Creo (con la debida cautela) que soy capaz de amar. Pero nunca podré sentir odio de verdad. Si alguien realmente despierta mi odio, se me aparece inmediatamente a la luz de una ridiculez irresistible, y en consecuencia me inclina al humorismo. Es una limitación como cualquier otra.

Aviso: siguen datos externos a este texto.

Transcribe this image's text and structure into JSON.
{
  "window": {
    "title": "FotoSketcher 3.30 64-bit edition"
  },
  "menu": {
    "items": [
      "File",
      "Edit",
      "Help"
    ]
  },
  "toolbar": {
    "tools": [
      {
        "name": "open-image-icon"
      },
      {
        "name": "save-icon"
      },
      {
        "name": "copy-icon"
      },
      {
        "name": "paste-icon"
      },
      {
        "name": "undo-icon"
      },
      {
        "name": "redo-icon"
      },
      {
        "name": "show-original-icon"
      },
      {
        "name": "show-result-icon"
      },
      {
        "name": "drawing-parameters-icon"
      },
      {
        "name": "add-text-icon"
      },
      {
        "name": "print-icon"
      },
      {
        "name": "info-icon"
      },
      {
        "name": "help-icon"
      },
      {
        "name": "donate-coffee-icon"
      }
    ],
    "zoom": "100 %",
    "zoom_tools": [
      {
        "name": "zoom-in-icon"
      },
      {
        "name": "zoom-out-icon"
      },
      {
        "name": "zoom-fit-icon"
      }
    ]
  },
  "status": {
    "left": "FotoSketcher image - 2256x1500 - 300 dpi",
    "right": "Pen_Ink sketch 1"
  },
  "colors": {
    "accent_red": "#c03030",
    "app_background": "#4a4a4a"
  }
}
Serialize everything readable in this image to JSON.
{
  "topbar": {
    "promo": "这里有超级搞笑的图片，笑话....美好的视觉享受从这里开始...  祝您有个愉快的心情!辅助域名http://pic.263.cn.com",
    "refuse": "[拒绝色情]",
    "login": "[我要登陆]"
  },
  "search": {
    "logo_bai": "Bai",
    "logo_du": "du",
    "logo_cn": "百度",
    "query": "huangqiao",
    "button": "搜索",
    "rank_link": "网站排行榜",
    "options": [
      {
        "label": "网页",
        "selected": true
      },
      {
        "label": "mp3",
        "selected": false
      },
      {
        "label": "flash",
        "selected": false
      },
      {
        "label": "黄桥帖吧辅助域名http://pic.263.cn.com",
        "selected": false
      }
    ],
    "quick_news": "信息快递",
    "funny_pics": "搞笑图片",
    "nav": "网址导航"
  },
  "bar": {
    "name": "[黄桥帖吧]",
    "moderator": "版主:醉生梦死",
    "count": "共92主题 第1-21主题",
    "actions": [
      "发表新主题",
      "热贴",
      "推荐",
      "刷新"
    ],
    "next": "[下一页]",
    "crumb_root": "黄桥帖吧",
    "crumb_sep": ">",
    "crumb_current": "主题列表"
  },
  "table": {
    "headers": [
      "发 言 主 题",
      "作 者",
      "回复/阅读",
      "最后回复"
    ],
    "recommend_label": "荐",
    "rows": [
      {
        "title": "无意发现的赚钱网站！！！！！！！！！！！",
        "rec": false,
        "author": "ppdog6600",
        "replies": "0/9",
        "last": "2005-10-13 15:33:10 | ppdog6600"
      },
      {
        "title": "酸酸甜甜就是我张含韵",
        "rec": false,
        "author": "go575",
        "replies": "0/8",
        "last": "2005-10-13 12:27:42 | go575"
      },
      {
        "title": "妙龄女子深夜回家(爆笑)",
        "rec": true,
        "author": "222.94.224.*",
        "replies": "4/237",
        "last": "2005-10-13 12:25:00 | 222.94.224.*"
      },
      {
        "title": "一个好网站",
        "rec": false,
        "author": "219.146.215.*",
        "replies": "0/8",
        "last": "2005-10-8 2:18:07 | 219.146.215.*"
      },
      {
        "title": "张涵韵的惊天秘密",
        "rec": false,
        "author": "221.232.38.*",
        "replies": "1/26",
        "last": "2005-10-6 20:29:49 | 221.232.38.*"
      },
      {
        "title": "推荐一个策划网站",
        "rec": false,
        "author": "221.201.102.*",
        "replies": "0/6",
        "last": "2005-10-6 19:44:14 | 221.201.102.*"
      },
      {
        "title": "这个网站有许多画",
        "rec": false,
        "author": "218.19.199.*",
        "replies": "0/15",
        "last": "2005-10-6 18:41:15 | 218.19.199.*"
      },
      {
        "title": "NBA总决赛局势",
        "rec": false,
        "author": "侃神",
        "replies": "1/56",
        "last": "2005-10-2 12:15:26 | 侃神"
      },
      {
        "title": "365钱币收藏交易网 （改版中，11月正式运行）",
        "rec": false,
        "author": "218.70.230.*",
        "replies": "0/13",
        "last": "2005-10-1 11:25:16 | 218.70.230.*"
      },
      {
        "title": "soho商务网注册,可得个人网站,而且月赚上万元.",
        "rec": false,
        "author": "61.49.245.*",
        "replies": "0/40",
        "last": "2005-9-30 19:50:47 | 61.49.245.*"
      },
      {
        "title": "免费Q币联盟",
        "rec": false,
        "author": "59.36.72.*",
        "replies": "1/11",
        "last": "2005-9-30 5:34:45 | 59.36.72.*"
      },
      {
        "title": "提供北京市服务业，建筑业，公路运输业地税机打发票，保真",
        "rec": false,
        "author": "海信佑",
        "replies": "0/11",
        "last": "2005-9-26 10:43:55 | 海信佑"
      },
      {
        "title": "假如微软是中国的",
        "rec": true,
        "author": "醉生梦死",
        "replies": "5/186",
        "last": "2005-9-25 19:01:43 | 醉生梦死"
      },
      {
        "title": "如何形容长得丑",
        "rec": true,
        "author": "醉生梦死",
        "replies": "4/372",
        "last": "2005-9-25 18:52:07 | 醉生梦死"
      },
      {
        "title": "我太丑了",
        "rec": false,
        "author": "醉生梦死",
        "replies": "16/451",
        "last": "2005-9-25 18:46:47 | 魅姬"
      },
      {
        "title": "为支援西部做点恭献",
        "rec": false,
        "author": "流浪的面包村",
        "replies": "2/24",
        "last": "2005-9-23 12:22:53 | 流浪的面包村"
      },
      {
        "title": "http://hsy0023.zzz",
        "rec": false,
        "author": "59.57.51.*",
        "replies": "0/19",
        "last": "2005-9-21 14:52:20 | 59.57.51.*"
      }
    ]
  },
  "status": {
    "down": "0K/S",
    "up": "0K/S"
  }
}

Foto: Lisandro de la Fuente

8 respuestas to “La náyade en el lago”

  1. janfiloso Says:

    “… Pensar es aquí una consecuencia de la vida en movimiento …”
    Nada más claro que tu post al respecto, amor, fútbol, filosofía, literatura … la vida en movimiento.
    👏👏

  2. Yupi Says:

    Janfi, mirá este ensayo de Aznavour dando órdenes a sus músicos sobre cómo tocar uno de sus megaclásicos. Emocionar a la gente es un trabajo en el que conviene no estar emocionado. Por favor, fijate el final. ¡Era De Gaulle el petiso!
    http://www.youtube.com/watch?v=seN2G3lIJYc

  3. janfiloso Says:

    ¡Por favor!
    Il faut savoir
    Me je ne sais pas.

  4. janfiloso Says:

    Es:

    “Il faut savoir mais moi
    Je ne sais pas”

  5. Yupi Says:

    Podés ir, te pongo un 7. Tendría que ver cómo andás en latín. El otro día le dije a un amigo italiano que confundía la legis per pignoris capionem con la per manus iniectionem (se había llevado dos libros de casa) y me miró sin entender. A eso hemos llegado.

  6. janfiloso Says:

    Por suerte «curia novit iura»
    (o «iura novit curia» sostienen algunos)

  7. Yupi Says:

    En derecho romano me tocó el viejo Ambrosioni. Primera pregunta en latín. Segunda pregunta en latín. En un momento el viejo directamente empezó a hablarme en latín, como si estuviera con Justiniano. Nunca corté tantos clavos. Ahora tengo una pensionista en casa que está rindiendo exámenes de latín. Tempus fugit.

  8. janfiloso Says:

    Horror! Yo tuve a Helguera y a Caramés Ferro, ambos eternos allá por 1970 pero por suerte hablaban en castellano.